Book Review: Disunited Kingdom, by Iain MacWhirter


Disunited KindgomIt has been almost a year since the referendum and I have only just gotten around to reading this book, one of the first to come up following the No vote and the acceptance that Scotland would, for the time being at least, remain part of the UK.

MacWhirter is a well-known name in Scottish political journalism with a decent swathe of credentials. He was unashamedly a Yes supporter, but prefers the concepts of federal UK. Therefore, it is important to note when you are reading this that there has to be an inherent sense of bias in some of the reporting.
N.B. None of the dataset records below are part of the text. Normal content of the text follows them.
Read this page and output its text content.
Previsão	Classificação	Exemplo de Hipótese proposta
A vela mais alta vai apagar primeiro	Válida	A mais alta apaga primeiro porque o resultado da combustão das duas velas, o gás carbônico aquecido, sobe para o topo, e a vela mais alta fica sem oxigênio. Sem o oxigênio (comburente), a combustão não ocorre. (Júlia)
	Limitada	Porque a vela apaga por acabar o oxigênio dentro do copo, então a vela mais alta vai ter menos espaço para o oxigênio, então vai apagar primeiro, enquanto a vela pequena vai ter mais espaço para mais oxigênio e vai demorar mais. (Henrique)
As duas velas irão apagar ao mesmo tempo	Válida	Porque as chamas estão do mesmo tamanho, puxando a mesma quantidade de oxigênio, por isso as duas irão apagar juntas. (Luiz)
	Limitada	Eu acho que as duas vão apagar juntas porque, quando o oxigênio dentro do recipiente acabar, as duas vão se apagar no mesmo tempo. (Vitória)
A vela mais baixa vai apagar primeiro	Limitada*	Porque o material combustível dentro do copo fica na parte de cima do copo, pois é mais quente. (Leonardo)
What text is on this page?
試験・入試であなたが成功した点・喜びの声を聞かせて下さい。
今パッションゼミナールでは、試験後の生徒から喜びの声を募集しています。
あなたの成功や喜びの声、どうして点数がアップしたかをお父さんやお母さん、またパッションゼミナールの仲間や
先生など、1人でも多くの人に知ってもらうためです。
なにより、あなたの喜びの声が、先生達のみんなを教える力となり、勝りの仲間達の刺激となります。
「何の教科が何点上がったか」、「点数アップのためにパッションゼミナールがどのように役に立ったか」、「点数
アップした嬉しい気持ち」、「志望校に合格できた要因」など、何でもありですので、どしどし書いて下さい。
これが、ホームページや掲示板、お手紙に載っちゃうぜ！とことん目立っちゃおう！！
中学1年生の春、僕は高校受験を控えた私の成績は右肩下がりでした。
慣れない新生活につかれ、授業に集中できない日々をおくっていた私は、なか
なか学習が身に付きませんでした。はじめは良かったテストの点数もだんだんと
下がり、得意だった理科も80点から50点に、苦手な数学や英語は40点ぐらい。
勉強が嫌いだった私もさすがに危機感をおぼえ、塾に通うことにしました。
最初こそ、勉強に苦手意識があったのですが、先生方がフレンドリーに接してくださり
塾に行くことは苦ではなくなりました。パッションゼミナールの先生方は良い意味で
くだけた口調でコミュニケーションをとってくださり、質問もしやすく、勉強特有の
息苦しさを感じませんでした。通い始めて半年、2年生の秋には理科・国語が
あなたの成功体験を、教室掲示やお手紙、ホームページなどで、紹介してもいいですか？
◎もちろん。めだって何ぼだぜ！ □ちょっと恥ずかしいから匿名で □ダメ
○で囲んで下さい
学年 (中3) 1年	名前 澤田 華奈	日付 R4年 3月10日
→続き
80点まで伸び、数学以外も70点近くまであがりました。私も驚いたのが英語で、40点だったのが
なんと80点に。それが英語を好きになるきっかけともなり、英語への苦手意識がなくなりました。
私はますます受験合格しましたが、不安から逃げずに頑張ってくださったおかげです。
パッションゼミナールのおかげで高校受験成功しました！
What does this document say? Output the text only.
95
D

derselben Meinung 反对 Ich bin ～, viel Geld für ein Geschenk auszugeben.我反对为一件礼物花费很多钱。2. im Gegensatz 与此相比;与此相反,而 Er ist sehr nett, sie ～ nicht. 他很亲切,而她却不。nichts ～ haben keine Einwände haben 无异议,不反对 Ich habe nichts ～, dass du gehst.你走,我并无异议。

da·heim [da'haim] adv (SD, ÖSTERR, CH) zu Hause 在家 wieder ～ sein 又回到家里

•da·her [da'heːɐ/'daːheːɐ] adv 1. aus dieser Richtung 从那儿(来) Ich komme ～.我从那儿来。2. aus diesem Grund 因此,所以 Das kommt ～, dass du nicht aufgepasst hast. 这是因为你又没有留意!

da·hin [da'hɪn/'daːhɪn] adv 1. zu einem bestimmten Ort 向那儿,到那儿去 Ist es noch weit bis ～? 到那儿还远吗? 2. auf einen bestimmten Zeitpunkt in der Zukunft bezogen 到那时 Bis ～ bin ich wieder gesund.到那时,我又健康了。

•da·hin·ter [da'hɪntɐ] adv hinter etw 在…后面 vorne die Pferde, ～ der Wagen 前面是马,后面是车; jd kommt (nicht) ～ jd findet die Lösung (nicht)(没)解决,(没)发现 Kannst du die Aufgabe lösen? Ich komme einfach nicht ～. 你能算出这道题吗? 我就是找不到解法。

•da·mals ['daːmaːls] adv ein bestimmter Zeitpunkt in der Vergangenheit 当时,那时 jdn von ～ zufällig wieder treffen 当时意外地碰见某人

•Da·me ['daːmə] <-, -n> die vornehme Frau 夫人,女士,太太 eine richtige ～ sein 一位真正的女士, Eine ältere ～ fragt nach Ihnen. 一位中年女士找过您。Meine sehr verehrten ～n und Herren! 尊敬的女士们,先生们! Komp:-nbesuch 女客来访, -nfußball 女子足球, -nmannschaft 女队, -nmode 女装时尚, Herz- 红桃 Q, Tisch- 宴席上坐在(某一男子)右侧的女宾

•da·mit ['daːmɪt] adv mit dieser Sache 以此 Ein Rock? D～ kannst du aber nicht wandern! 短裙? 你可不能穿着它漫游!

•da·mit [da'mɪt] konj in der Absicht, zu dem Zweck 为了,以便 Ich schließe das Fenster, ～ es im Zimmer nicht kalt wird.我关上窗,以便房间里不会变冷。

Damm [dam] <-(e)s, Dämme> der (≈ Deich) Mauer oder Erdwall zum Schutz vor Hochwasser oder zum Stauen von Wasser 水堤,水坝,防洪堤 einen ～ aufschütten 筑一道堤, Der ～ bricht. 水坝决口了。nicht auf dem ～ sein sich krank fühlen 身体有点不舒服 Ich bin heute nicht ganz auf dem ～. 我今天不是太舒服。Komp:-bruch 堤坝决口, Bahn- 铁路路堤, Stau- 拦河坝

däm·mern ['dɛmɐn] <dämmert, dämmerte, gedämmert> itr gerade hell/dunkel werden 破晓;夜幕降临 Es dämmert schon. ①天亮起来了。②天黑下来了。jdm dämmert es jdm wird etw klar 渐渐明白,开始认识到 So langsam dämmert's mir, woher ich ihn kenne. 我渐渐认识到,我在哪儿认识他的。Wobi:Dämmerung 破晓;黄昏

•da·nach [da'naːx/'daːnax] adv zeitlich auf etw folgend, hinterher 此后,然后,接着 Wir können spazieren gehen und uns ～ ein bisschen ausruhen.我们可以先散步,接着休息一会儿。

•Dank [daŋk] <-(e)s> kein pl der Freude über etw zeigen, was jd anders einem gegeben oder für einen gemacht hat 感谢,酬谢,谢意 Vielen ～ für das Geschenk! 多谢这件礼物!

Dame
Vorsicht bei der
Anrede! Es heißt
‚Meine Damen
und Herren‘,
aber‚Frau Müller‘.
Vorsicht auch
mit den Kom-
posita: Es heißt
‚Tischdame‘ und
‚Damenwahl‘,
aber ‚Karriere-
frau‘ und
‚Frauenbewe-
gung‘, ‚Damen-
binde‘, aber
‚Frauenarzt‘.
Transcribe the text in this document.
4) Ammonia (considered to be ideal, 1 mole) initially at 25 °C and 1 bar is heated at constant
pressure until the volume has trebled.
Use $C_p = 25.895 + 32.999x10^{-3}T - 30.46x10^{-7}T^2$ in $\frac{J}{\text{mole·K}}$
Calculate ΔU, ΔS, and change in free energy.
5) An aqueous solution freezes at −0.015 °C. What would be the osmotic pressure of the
The purpose of the book is to look at the campaigns, Yes & No, and to see what the future may hold. MacWhirter is scathing in his review of the Yes campaign, implying that it was poorly led, poorly managed and actually an obstruction to the movement for separation. I was surprised at this. He points out that the late race groundswell to Yes was achieved not by great organisation from the central power, but rather from the hearts and minds won by the various Yes campaigns which rose; and the way in which these movements added colour to a moment in time which will be studied for years to come.

He doesn’t hold back in his criticism of the MSM which was almost 100% in favour of No. In particular the Daily Record – a publication whose circulation is dropping like a dying centurion – is railed against.

He commends Darling and Brown’s performances at times in the campaign. He is equally praiseworthy and cautionary on the Salmond effect and he dissects the campaigns well, and I think fairly, to show where things could have/should have/will next time, be done better.

He goes on to foreshadow the SNP’s massive win at the recent GE2015. He points out that Sturgeon will be much more pragmatic and tactical than Salmond and he doesn’t believe the Yes campaign is by any means done yet. There are a fair few sage observations from what would happen in the year after the referendum. And it is worth reading for this alone.

A decent review of a year in which Scotland was at the centre of the political world, and one that is easy to read, understand and relate to.